OVAL Definitions, OVAL System Traits and OVAL Outcomes
These capabilities are achieved by three distinct doc varieties: OVAL Definitions, OVAL System Traits and OVAL Outcomes. The precise format for every kind is outlined by a Schema, which is a doc that comprises guidelines that the construction of the OVAL doc should adhere to. These guidelines embody directions such because the order that components should seem, how typically a component can seem, if the aspect is required or not, which attributes a component has, and what kind of knowledge might be contained inside a component.
Validation of an XML file is the method of evaluating whether or not it conforms to the format described by the schema. If it conforms to the schema, it’s thought-about legitimate.
An OVAL interpreter is an executable which evaluates OVAL Definition recordsdata and produces OVAL System Attribute recordsdata and OVAL Outcomes. Since System Traits and Outcomes are each generated by the interpreter when an OVAL Definition file is processed, it’s the interpreter’s accountability to make sure that the recordsdata it generates adhere to the desired schemas.
The OVAL Definition file, which particulars the data to be queried from a number and the way that information ought to be evaluated, might be written manually or generated routinely. Which means Definition recordsdata could also be generated incorrectly because of errors or typos that fail to adapt to the schema. Usually, invalid Definition recordsdata ought to be rejected by the interpreter, however in some instances, it may trigger the interpreter to fail or to generate incorrect information. Subsequently, you will need to be sure that Definition recordsdata conform to the schema earlier than passing them to an OVAL interpreter.
An possibility for validation is to write down a script to guage generated Definition recordsdata. The Python library lxml has capabilities for processing, modifying and producing XML paperwork in addition to validating XML paperwork towards a schema. The next code can be utilized to carry out XML validation:
schema_validator = lxml.etree.XMLSchema(file=)
is_valid = schema_validator.validate()
With this code validating XML towards a single schema is pretty simple. Nonetheless within the case of OVAL paperwork, a number of schemas are used to outline guidelines for its varied elements.

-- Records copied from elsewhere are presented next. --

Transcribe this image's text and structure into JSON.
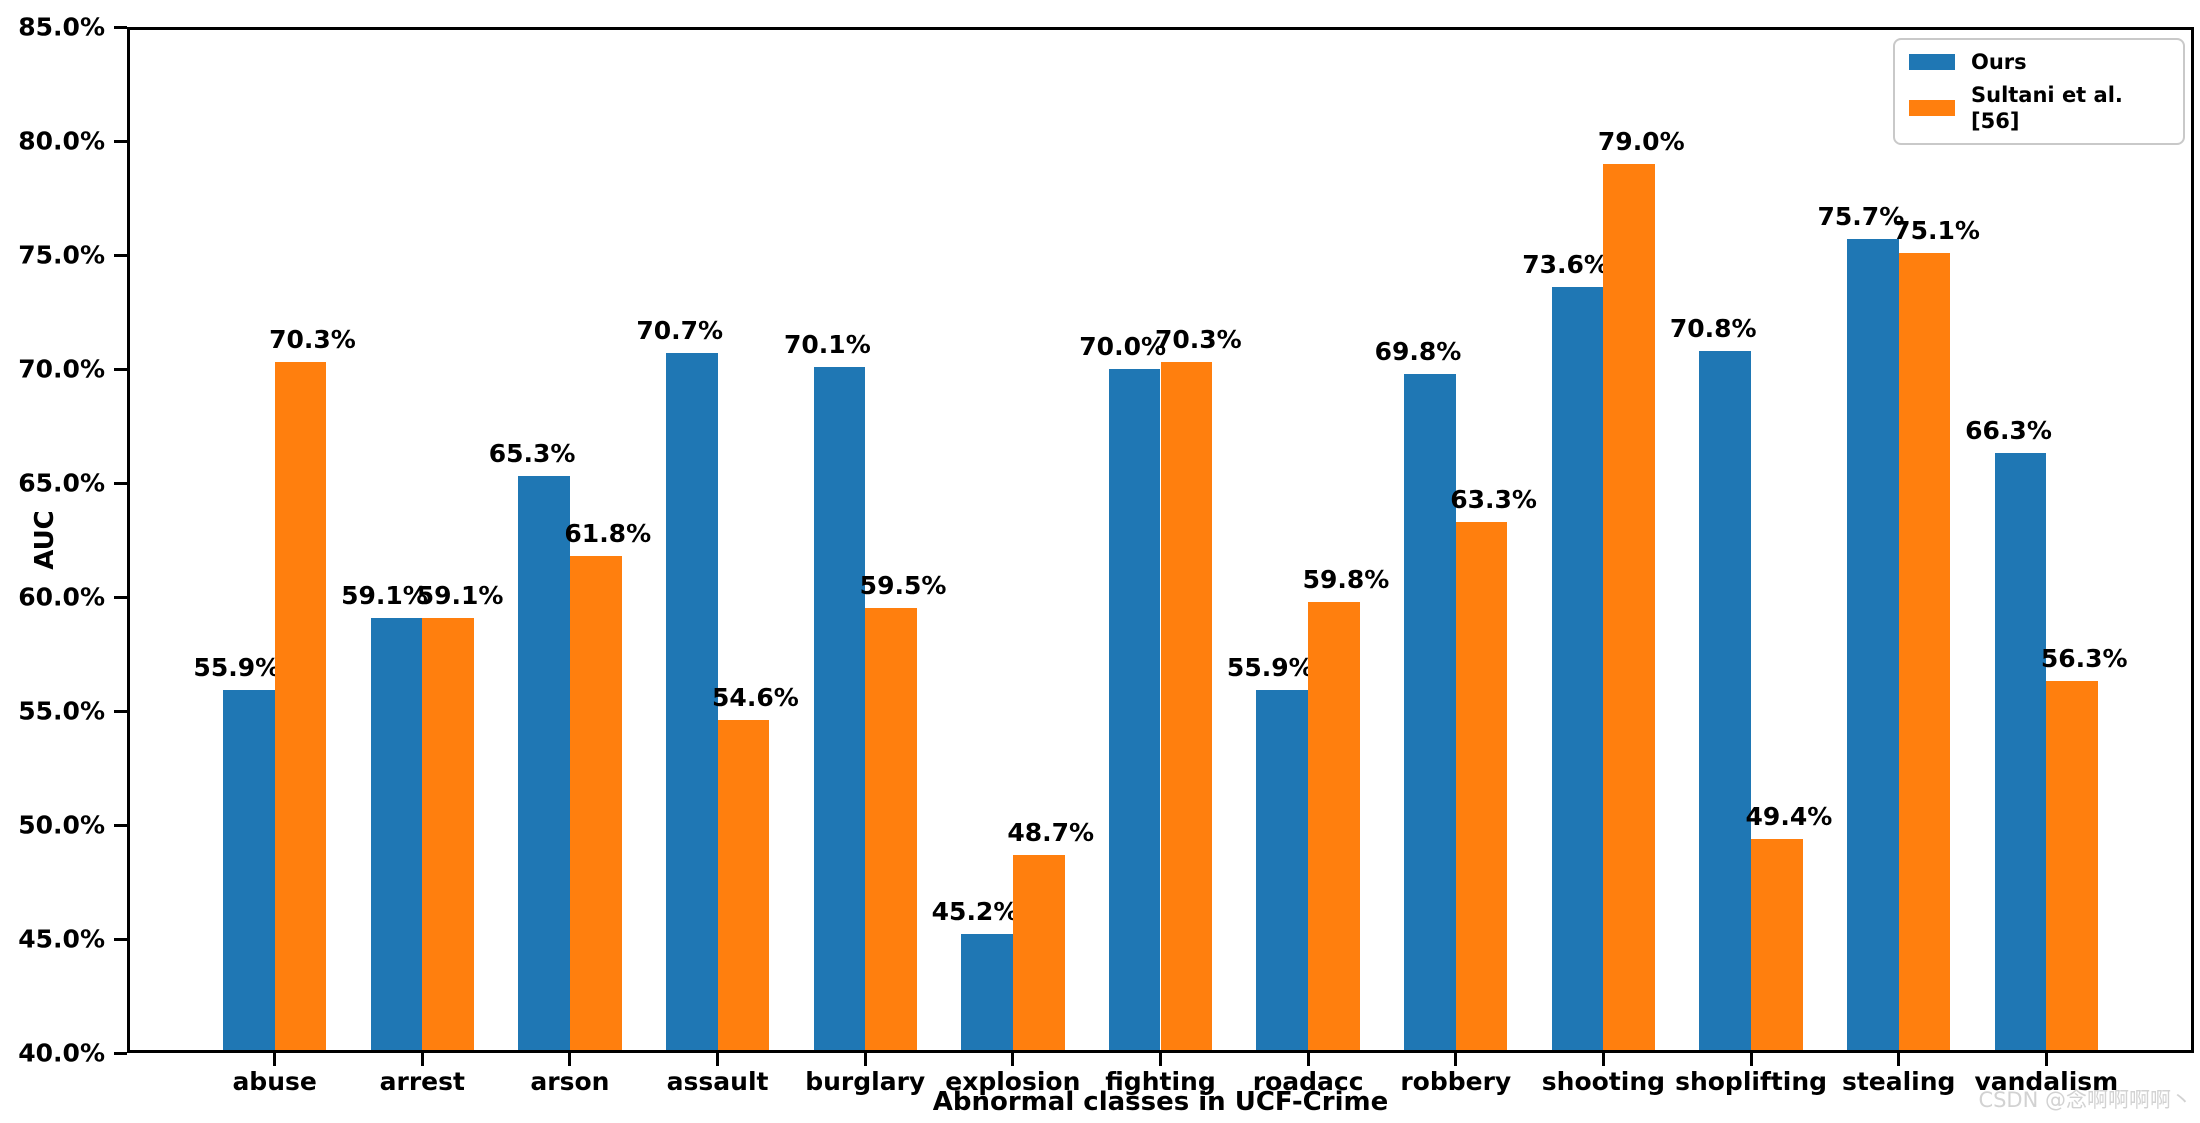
{
  "chart_data": {
    "type": "bar",
    "title": "",
    "xlabel": "Abnormal classes in UCF-Crime",
    "ylabel": "AUC",
    "categories": [
      "abuse",
      "arrest",
      "arson",
      "assault",
      "burglary",
      "explosion",
      "fighting",
      "roadacc",
      "robbery",
      "shooting",
      "shoplifting",
      "stealing",
      "vandalism"
    ],
    "series": [
      {
        "name": "Ours",
        "color": "#1f77b4",
        "values": [
          55.9,
          59.1,
          65.3,
          70.7,
          70.1,
          45.2,
          70.0,
          55.9,
          69.8,
          73.6,
          70.8,
          75.7,
          66.3
        ]
      },
      {
        "name": "Sultani et al.[56]",
        "color": "#ff7f0e",
        "values": [
          70.3,
          59.1,
          61.8,
          54.6,
          59.5,
          48.7,
          70.3,
          59.8,
          63.3,
          79.0,
          49.4,
          75.1,
          56.3
        ]
      }
    ],
    "ylim": [
      40,
      85
    ],
    "ytick_step": 5,
    "ytick_labels": [
      "40.0%",
      "45.0%",
      "50.0%",
      "55.0%",
      "60.0%",
      "65.0%",
      "70.0%",
      "75.0%",
      "80.0%",
      "85.0%"
    ],
    "value_label_suffix": "%",
    "legend_position": "top-right",
    "grid": false,
    "bar_relative_width": 0.35
  },
  "watermark": {
    "text": "CSDN @念啊啊啊啊丶",
    "color": "#d2d2d2"
  }
}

At minimal, an OVAL Definition file makes use of the oval-common-schema and the oval-definitions-schema. These schemas outline the final construction of OVAL and the construction of the Definition file respectively. Along with these, not less than one different schema is required to outline the particular kinds of information that may be queried from a number akin to bundle variations, file data and configuration settings. For these particular schemas, there’s typically one per working system (eg, Home windows, Linux, macOS). This implies we want at minimal three completely different schemas to validate an OVAL Definition. That is problematic given lxml can solely settle for a single schema file.

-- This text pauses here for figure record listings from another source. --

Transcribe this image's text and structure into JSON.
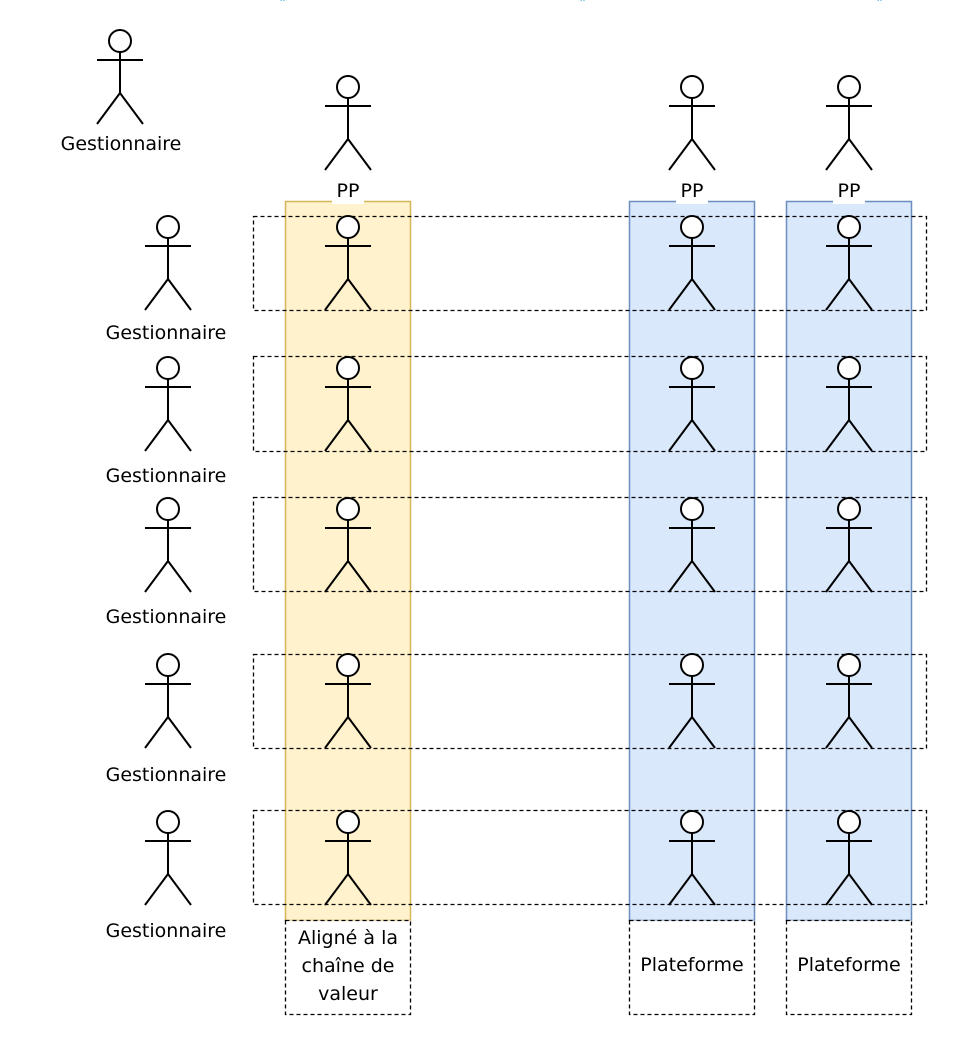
{
  "diagram": {
    "manager_label": "Gestionnaire",
    "team_header_label": "PP",
    "columns": [
      {
        "id": "col-value-stream",
        "header": "PP",
        "footer_lines": [
          "Aligné à la",
          "chaîne de",
          "valeur"
        ],
        "fill": "#fff2cc",
        "stroke": "#d6b656"
      },
      {
        "id": "col-platform-1",
        "header": "PP",
        "footer_lines": [
          "Plateforme"
        ],
        "fill": "#dae8fc",
        "stroke": "#6c8ebf"
      },
      {
        "id": "col-platform-2",
        "header": "PP",
        "footer_lines": [
          "Plateforme"
        ],
        "fill": "#dae8fc",
        "stroke": "#6c8ebf"
      }
    ],
    "rows": [
      {
        "manager": "Gestionnaire"
      },
      {
        "manager": "Gestionnaire"
      },
      {
        "manager": "Gestionnaire"
      },
      {
        "manager": "Gestionnaire"
      },
      {
        "manager": "Gestionnaire"
      }
    ],
    "top_manager": "Gestionnaire",
    "top_marks_color": "#1ba1e2"
  }
}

Validating an OVAL file in Python
This limitation is mitigated by the flexibility to import schema recordsdata into one other schema file. As soon as imported, the extra schema recordsdata may even be obtainable for validation when the importing file comprises the extra schemas. The OVAL schema recordsdata make use of this performance, and the OS particular schema recordsdata import the required oval-common-schema and the oval-definitions-schema. Subsequently, for many instances, to validate an OVAL file in Python with lxml, solely the schema file for the OS the OVAL XML is written for must be specified. For instance, a file written for querying a Home windows host would wish to go the windows-definitions-schema to the lxml processor. Here’s a snippet from the beginning of the windows-definitions-schema file exhibiting the extra schemas being imported:
There are, nevertheless, nonetheless situations the place a Definition file can use components from a couple of extra schema. This can generally happen when utilizing components from the independent-definitions-schema, which comprises performance that can be utilized throughout a number of working methods akin to hashing recordsdata, checking setting variables and studying file contents. A Definition file written for Home windows that makes use of each the Home windows schema and Impartial schema wouldn’t be doable to validate with lxml by passing in any single one of many default schema recordsdata. Passing in solely one of many required schemas would trigger the validation to fail on components discovered within the schema that has not been supplied to the Python script.

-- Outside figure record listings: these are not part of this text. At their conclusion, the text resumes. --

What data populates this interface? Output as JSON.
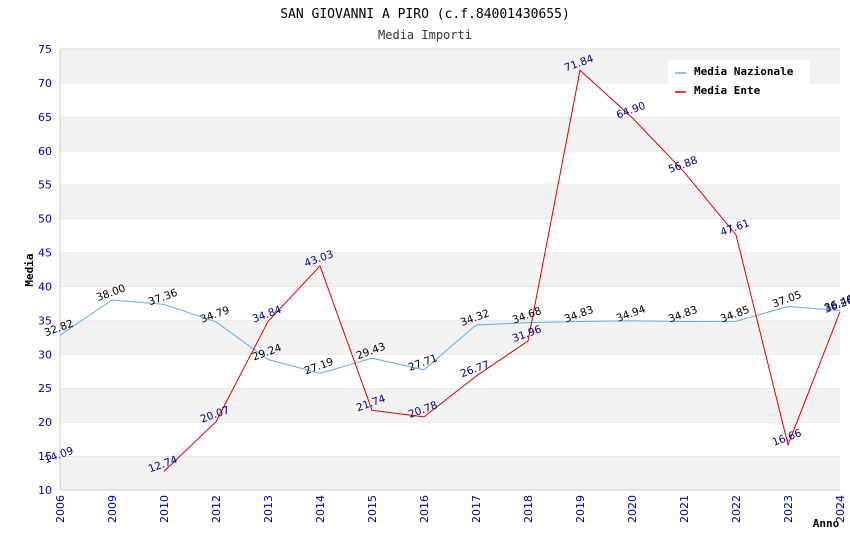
{
  "title": "SAN GIOVANNI A PIRO (c.f.84001430655)",
  "subtitle": "Media Importi",
  "chart_data": {
    "type": "line",
    "categories": [
      "2006",
      "2009",
      "2010",
      "2012",
      "2013",
      "2014",
      "2015",
      "2016",
      "2017",
      "2018",
      "2019",
      "2020",
      "2021",
      "2022",
      "2023",
      "2024"
    ],
    "xlabel": "Anno",
    "ylabel": "Media",
    "ylim": [
      10,
      75
    ],
    "yticks": [
      "10",
      "15",
      "20",
      "25",
      "30",
      "35",
      "40",
      "45",
      "50",
      "55",
      "60",
      "65",
      "70",
      "75"
    ],
    "grid": "horizontal bands",
    "legend_position": "top-right",
    "series": [
      {
        "name": "Media Nazionale",
        "color": "#66aaee",
        "label_color": "#000000",
        "values": [
          32.82,
          38.0,
          37.36,
          34.79,
          29.24,
          27.19,
          29.43,
          27.71,
          34.32,
          34.68,
          34.83,
          34.94,
          34.83,
          34.85,
          37.05,
          36.46
        ],
        "labels": [
          "32.82",
          "38.00",
          "37.36",
          "34.79",
          "29.24",
          "27.19",
          "29.43",
          "27.71",
          "34.32",
          "34.68",
          "34.83",
          "34.94",
          "34.83",
          "34.85",
          "37.05",
          "36.46"
        ]
      },
      {
        "name": "Media Ente",
        "color": "#dd0000",
        "label_color": "#000080",
        "values": [
          null,
          null,
          12.74,
          20.07,
          34.84,
          43.03,
          21.74,
          20.78,
          26.77,
          31.96,
          71.84,
          64.9,
          56.88,
          47.61,
          16.66,
          36.26
        ],
        "labels": [
          "14.09",
          null,
          "12.74",
          "20.07",
          "34.84",
          "43.03",
          "21.74",
          "20.78",
          "26.77",
          "31.96",
          "71.84",
          "64.90",
          "56.88",
          "47.61",
          "16.66",
          "36.26"
        ],
        "extra_label": {
          "text": "14.09",
          "value": 14.09
        }
      }
    ]
  }
}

To resolve this drawback, we are able to use the identical import performance that was proven within the instance above, solely this time utilizing a specifically created take a look at schema. The take a look at schema solely must import the opposite schema recordsdata required for profitable validation. It doesn’t itself include any of the doc construction guidelines discovered within the different schemas. Any variety of schemas might be imported into this file, so it’s not essential to create a separate take a look at schema file for each variation of Definition recordsdata even when they’re written for fully completely different operation methods. Right here’s an instance of a single file that imports all of the supported OVAL schema recordsdata:
Utilizing this instance because the validator schema within the Python script above permits correct validation of any OVAL Definition file whatever the mixture of the presently supported schemas it employs.